Sheriff to gov.: Help fight ‘addiction crisis’
Franklin County Sheriff Christopher Donelan,of Orange, in a file photo in his office at the Franklin County Jail and House of Correction in Greenfield.
GREENFIELD — Pointing to the Vermont governor’s recent stance on the growing opiate problem in his state, Franklin County Sheriff Christopher Donelan has called on Gov. Deval Patrick to help with an intensifying addiction crisis in Franklin County and the North Quabbin region.
“I am writing to bring your attention to a public health emergency in Franklin County. Our small, rural county is being devastated with the scourge of heroin addiction,” Donelan opened the letter, dated Wednesday.
Baystate Franklin Medical Center’s emergency room treated nine heroin overdoses in the past weekend alone, and three young people have died since last Thursday in suspected heroin overdoses, Donelan wrote, calling the numbers alarming for a small community.
“I am writing to make you aware of a crisis building in our community and ask you to help by committing the Massachusetts Department of Public Health to assisting us as we share ideas to help families and addicts get the help they need,” Donelan wrote.
Franklin County cannot fight the crises alone, Donelan said in a release accompanying the letter Thursday.
“This will involve a multi-pronged approach including enforcement, treatment and intervention,” Donelan is quoted as saying. “None of this will be cheap and none of our towns can afford the cost of eradicating drug dealers, treating the addicted and supporting long term treatment. We will need help from the state.”

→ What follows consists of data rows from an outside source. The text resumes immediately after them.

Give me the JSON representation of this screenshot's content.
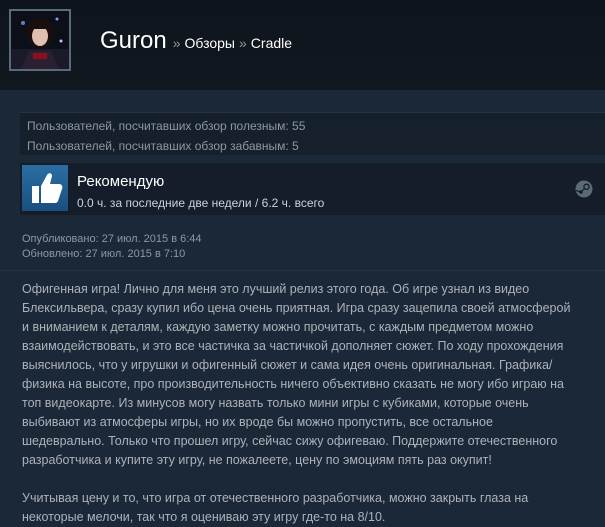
{
  "header": {
    "user_name": "Guron",
    "separator": "»",
    "breadcrumb_reviews": "Обзоры",
    "breadcrumb_game": "Cradle"
  },
  "votes": {
    "helpful": "Пользователей, посчитавших обзор полезным: 55",
    "funny": "Пользователей, посчитавших обзор забавным: 5"
  },
  "recommendation": {
    "title": "Рекомендую",
    "hours": "0.0 ч. за последние две недели / 6.2 ч. всего",
    "thumb_icon": "thumbs-up-icon",
    "platform_icon": "steam-icon"
  },
  "dates": {
    "published": "Опубликовано: 27 июл. 2015 в 6:44",
    "updated": "Обновлено: 27 июл. 2015 в 7:10"
  },
  "review": {
    "lines": [
      "Офигенная игра! Лично для меня это лучший релиз этого года. Об игре узнал из видео",
      "Блексильвера, сразу купил ибо цена очень приятная. Игра сразу зацепила своей атмосферой",
      "и вниманием к деталям, каждую заметку можно прочитать, с каждым предметом можно",
      "взаимодействовать, и это все частичка за частичкой дополняет сюжет. По ходу прохождения",
      "выяснилось, что у игрушки и офигенный сюжет и сама идея очень оригинальная. Графика/",
      "физика на высоте, про производительность ничего объективно сказать не могу ибо играю на",
      "топ видеокарте. Из минусов могу назвать только мини игры с кубиками, которые очень",
      "выбивают из атмосферы игры, но их вроде бы можно пропустить, все остальное",
      "шедеврально. Только что прошел игру, сейчас сижу офигеваю. Поддержите отечественного",
      "разработчика и купите эту игру, не пожалеете, цену по эмоциям пять раз окупит!",
      "",
      "Учитывая цену и то, что игра от отечественного разработчика, можно закрыть глаза на",
      "некоторые мелочи, так что я оцениваю эту игру где-то на 8/10."
    ]
  },
  "colors": {
    "background": "#1b2838",
    "header_bg": "#0e141b",
    "accent_blue": "#2a6fa3",
    "text_muted": "#8f98a0",
    "text_body": "#acb2b8"
  }
}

Gov. Peter Shumlin of Vermont recently devoted almost his entire State of the State address to the opiate problem in his state, and called in his budget proposal Wednesday for an additional $10 million in new spending on the problem, primarily for treatment and prevention, the Associated Press reports.
Like Shumlin, Donelan and other law enforcement and court officials in the county have expressed little faith in the deterrent effect of jailing addicts.

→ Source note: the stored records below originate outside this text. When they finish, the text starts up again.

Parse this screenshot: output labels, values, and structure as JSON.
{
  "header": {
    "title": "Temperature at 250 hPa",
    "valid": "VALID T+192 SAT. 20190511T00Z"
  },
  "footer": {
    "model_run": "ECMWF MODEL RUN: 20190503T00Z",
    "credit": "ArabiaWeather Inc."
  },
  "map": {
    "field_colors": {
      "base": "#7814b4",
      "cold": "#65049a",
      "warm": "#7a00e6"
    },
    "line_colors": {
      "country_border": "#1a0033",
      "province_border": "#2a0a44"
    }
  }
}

“In the long term, we need intervention and treatment,” Donelan said. “The Dept. of Public Health will be integral in helping us with that. We cannot arrest our way out of this problem.”

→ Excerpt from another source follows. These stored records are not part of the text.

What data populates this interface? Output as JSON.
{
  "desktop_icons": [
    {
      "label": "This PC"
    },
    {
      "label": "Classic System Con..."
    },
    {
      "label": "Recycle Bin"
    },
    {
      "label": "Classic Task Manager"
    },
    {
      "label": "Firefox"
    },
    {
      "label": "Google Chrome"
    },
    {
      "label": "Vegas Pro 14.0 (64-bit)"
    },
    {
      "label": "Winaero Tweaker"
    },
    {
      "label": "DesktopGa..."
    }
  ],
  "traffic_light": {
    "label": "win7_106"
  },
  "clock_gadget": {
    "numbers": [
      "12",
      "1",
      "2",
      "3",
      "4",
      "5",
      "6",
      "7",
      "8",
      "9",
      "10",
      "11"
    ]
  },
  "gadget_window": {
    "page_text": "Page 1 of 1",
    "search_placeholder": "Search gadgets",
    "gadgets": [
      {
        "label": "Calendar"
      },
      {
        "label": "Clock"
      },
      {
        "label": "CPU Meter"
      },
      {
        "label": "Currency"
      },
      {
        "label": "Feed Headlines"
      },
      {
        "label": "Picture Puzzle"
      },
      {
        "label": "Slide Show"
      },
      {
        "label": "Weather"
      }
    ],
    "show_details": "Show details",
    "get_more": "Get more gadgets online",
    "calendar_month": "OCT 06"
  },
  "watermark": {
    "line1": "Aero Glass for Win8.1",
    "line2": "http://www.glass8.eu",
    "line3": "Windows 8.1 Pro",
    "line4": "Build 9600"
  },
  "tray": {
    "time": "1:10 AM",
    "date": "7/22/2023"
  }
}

Calls to the governor’s office went unanswered late Thursday afternoon.
Local efforts are already under way
Donelan has strengthened addiction treatment programs in the Franklin County House of Correction, where he has said 80 percent of the inmates have substance abuse problems.
Northwestern District Attorney David Sullivan in the spring of 2013 established the multi-agency Anti-Crime Task Force, with money from the Community Innovation Challenge Grant Program. Opiate addiction was the stated first priority of the task force.
Later that year, Donelan, Sullivan and Franklin County Register of Probate and Family Court John F. Merrigan launched an Opiate Abuse Task Force. The ad-hoc group has met three times, bringing together dozens of area leaders and professionals interested in stopping the proliferation of the opiate problem in Franklin and Hampshire counties and the North Quabbin region.
Merrigan hopes the court will be able to take a stronger role in connecting defendants in drug-related cases — he estimates it’s 80 to 90 percent of the Franklin County case load — with treatment programs.
Merrigan said Thursday he and other local court staff, with Sullivan, took advantage of a prescheduled video conference with the Massachusetts court administrators about the upcoming Franklin County Courthouse renovation to address the problem.
“We just kind of hammered home that we have this crisis upon us and asked for their support in terms of upping our resources in terms of probation staff,” Merrigan said. “We’re kind of doing an all out assault in terms of our efforts to get resources here.”
Medical and law enforcement professionals in Franklin County, as elsewhere, have identified a growing trend in young people and medical patients becoming addicted to prescription opioid painkillers, legitimately or illicitly. Once addicted, these users often transfer to heroin, which has a similar effect at a fraction of the cost and is now commonly pure enough to ingest by snorting or smoking, not only through the needles that may have scared off some users previously. Both heroin and painkillers such as Percocet and OxyContin carry the risk of overdose. Heroin carries an additional risk in that it is impossible for the buyer, and often the seller, to know what the drug has been mixed with and how pure it might be. An unexpectedly pure dose can be far more dangerous than one cut with baby powder, sweetener or other additives used by dealers to stretch their product.